C3 continued::Attack on the Castled King
Attack on the Castled King is the most important to study since they occur so frequently. The structure of the Castled King is positional in nature: a group of pieces having one or more fairly permanent features. One can further say it is passivity d stems from a certain immobility of the pieces. ( a finachettoed bishop may be an exception to this )
This passive nature derives from the lack of mobility of the king and is indirectly transferred to the pieces and pawns around it. Pawn weaken their position if they move and this weakness entails from reduced options from its advance. A pawn moved to h3 loses it's control over g3. Even pieces associated with a castle position lose some of their mobility functionality : A Knight on f6 needing to protect h7. or spatially due to difficulties involved in their centralization.
The structure and degree of weakness of the opponents castled position influences how the pieces attack it. Attacks range from lightning assaults to purely positional maneuvers, uncompromising charges to cautious preparations in which the attacker just flirts with the attack in order to restrict the opponents options.

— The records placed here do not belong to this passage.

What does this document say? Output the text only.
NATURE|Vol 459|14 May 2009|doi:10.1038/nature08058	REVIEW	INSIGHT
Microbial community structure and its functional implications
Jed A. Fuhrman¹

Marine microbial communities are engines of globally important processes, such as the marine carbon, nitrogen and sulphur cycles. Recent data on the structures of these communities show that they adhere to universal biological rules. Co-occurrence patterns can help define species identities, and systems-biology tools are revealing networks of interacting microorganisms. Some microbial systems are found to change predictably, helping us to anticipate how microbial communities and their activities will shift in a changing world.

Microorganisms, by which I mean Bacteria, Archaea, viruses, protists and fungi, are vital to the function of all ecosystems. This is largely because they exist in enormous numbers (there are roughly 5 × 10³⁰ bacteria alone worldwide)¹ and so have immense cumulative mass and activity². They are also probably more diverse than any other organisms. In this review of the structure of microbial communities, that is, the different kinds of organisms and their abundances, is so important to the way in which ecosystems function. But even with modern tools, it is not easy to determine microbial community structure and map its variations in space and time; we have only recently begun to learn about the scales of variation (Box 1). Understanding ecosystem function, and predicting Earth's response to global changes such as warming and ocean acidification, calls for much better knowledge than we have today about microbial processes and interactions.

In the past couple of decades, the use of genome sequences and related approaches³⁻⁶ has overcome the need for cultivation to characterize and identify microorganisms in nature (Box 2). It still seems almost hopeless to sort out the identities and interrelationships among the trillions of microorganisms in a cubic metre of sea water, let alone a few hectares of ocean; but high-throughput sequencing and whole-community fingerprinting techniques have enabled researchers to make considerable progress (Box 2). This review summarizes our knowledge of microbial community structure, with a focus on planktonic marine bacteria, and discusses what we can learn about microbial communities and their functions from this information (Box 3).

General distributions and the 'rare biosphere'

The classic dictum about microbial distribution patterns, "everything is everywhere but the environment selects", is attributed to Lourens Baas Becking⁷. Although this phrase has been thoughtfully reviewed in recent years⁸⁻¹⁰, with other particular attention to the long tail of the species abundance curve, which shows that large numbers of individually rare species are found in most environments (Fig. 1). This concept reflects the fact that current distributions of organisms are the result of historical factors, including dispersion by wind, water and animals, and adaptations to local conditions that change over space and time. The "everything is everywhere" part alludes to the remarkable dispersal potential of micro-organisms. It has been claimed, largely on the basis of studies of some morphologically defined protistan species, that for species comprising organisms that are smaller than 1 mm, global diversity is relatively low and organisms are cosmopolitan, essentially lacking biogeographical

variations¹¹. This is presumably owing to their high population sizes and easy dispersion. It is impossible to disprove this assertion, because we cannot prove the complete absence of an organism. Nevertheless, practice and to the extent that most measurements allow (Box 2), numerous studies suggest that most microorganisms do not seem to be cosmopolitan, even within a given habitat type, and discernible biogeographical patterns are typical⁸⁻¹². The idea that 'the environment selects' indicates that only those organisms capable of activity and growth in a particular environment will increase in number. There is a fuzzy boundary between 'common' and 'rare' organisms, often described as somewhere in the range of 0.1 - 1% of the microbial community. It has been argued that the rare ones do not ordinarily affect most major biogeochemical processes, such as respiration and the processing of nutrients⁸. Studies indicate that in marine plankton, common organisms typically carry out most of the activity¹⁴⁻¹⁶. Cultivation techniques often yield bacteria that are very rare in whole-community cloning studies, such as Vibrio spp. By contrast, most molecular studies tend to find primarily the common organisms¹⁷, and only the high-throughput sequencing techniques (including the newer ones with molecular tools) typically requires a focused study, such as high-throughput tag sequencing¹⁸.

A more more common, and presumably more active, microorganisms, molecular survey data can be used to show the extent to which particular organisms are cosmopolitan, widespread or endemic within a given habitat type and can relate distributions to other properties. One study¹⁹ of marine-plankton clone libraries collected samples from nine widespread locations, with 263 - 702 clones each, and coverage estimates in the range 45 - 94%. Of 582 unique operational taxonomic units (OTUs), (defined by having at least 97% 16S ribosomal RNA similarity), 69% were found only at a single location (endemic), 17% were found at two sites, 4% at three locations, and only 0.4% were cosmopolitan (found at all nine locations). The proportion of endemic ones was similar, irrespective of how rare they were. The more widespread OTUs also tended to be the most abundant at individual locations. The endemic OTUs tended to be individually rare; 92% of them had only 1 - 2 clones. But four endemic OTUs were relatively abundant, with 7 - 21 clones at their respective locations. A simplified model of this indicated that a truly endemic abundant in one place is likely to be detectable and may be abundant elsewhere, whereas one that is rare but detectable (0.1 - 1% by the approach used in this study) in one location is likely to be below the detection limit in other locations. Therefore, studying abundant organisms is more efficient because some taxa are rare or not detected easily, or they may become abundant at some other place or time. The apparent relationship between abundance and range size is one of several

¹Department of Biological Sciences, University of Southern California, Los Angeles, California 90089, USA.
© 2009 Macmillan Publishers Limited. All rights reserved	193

Now here is an interesting point that had not occurred to me:
The positive feature of a castled position is that it is always a decentralized one. That as a rule any attack on it requires a greater or lesser decentralization of the attacker pieces. This is a basic contradiction for the main positional rule for normal play is one should be centralized (control the center), The risk of attacking the castled the king derives from if the attack stalls or fails then the attackers pieces are out of position which often leads to good counterplay for the defender.